The goal of your appreciation event is to create a culture that builds a sense of family and community. Allow your employees to relax, focus on something other than work, and reap the benefits of a more connected and happy workforce. Nothing will kill that feeling faster than a published set of rules in the same tone, and delivered in the same manner, as every other communication about their job. Employees will see this as a mandatory event, or worse, a fear of their every move being watched by the boss. You want to control your event, but you want to make sure your event is actually attended by your target audience.

Worried about your employees inviting the cousin thrice removed? Publish a general reminder about the upcoming appreciation event. Start by highlighting the activities, entertainment and food that will be at the event. Make sure to indicate attendance is voluntary, but you are truly looking forward to meeting everyone’s family outside the work day. Enjoying the company of co-workers and celebrating what they mean to the success of the organization. Once established, we suggest a playful jab at limiting attendance. Perhaps a statement along the lines of, “We hope to see everyone, and are looking forward to meeting their immediate family. We understand that you may consider your neighbors family, but in order for us to meet and mingle with everyone in the time allotted, please keep attendance limited to family members you are constantly jockeying with in the queue line for the bathroom at home.” You could add a statement saying that everyone is welcome to see you should they have a question about who among their family is invited.
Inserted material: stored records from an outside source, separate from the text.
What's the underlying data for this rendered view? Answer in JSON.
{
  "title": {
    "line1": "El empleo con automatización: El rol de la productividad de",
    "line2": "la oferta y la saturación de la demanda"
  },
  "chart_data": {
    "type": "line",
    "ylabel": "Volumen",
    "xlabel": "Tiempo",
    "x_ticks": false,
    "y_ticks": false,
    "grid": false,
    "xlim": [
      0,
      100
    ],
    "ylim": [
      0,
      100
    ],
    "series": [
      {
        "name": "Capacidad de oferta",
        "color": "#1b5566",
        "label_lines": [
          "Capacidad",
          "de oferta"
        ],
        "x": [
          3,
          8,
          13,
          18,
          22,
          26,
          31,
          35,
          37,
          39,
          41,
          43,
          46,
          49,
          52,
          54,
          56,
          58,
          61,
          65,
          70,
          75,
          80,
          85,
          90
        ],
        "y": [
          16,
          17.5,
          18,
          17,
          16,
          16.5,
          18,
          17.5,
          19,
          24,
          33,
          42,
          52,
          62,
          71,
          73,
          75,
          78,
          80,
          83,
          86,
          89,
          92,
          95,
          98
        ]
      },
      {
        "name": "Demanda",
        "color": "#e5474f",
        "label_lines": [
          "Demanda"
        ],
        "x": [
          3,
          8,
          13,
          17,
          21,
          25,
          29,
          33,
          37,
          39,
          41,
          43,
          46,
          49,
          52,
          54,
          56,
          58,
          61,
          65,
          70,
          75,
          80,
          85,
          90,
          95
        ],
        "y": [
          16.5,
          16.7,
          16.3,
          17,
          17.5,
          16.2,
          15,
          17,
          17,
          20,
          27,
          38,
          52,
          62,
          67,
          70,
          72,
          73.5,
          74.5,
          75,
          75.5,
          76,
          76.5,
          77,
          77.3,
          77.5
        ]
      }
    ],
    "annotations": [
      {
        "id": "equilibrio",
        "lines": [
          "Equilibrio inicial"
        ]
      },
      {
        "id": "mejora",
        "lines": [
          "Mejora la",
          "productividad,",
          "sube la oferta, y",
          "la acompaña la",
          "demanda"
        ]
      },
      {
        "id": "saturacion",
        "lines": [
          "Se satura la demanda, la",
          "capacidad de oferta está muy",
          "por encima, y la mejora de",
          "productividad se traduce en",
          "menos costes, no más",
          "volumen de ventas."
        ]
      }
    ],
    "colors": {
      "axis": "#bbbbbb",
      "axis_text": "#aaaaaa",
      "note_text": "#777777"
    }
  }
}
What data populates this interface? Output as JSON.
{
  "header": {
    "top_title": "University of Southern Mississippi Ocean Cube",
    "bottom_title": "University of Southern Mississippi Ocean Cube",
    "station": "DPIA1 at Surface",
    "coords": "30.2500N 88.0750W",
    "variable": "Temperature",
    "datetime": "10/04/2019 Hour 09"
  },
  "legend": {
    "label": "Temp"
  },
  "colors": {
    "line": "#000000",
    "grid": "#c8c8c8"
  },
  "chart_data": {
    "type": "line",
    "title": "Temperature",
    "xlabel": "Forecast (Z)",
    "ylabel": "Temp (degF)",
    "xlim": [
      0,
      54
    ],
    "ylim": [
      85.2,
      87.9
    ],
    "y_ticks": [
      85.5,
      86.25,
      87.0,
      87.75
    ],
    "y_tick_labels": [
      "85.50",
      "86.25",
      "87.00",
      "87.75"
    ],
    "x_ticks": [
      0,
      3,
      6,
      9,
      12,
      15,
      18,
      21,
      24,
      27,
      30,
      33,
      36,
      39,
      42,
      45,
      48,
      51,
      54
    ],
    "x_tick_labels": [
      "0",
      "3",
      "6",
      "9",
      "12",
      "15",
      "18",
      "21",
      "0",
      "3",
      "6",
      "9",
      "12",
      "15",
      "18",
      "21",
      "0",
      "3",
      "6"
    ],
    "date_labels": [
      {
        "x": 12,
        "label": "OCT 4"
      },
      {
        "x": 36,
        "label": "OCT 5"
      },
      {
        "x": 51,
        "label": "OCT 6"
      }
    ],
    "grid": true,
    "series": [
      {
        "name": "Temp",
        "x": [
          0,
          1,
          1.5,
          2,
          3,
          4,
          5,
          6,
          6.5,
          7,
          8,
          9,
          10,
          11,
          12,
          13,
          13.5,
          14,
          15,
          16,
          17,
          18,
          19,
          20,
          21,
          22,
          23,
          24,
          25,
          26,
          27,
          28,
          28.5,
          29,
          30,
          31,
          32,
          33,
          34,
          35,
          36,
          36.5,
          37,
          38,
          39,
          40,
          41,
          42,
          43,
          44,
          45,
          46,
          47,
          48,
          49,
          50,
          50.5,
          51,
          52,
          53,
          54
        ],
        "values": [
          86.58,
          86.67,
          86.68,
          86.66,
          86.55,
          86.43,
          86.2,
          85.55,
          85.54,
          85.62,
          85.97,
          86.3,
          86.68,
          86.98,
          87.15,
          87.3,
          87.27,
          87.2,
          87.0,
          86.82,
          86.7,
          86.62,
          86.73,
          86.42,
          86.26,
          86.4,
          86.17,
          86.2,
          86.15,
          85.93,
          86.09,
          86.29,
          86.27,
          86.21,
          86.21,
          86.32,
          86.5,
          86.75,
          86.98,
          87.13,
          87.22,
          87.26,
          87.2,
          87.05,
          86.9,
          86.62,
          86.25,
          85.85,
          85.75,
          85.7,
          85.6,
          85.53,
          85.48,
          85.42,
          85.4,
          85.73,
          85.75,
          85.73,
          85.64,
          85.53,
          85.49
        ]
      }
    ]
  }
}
By hitting the word “family”, you are making it clear that your event is for your team and their family members. This will convey your desire for immediate family, while also keeping the tone light so as not to conjure any images of an authoritative boss trying to cut fun off at the knees.

Want to make sure your employees act in accordance with company values at the party? Especially with holiday parties, where alcohol may be a guest, this can be a concern. Once again, trotting out the company handbook will probably send a chill down the rank and file that will sour the party atmosphere. Unless you have a history of a heavy HR meeting day following company parties, I would suggest a clear but light message to your employees to end your communication reminding them of the appreciation day coming up. A finisher along the lines of, “In the tradition of XYZ Company, family and teamwork are cornerstones of our organization. Let’s all come together and celebrate each other in a safe and responsible manner.” At the end of the reminder notice, we suggest a few bullet points, in smaller print, that outline some other expectations such as “XYZ Company is a smoke free environment”, or “XYZ Company Family Day is an alcohol free event”, or “Please leave your firearms and fireworks at home”. In a subtle way, you can get your point across, and in a manner that creates a small buzz about your event which could lead to increased participation. A good event planner, and I just HAPPEN to know one, can assist you in creating your correspondence.

As with most things in life, communication can prevent many issues if done correctly, and timely. Communicate to your employees your hopes and expectations for the day. Make sure your event planning committee, and your event planner, communicate to you any concerns in the planning process. Most of all, remember the goal of the event is to bring everyone together and create growth thru a sense of team. So don’t make all the decisions yourself, and don’t let the entire day be about what you think is right. Otherwise, you may find yourself surrounded by orange safety cones.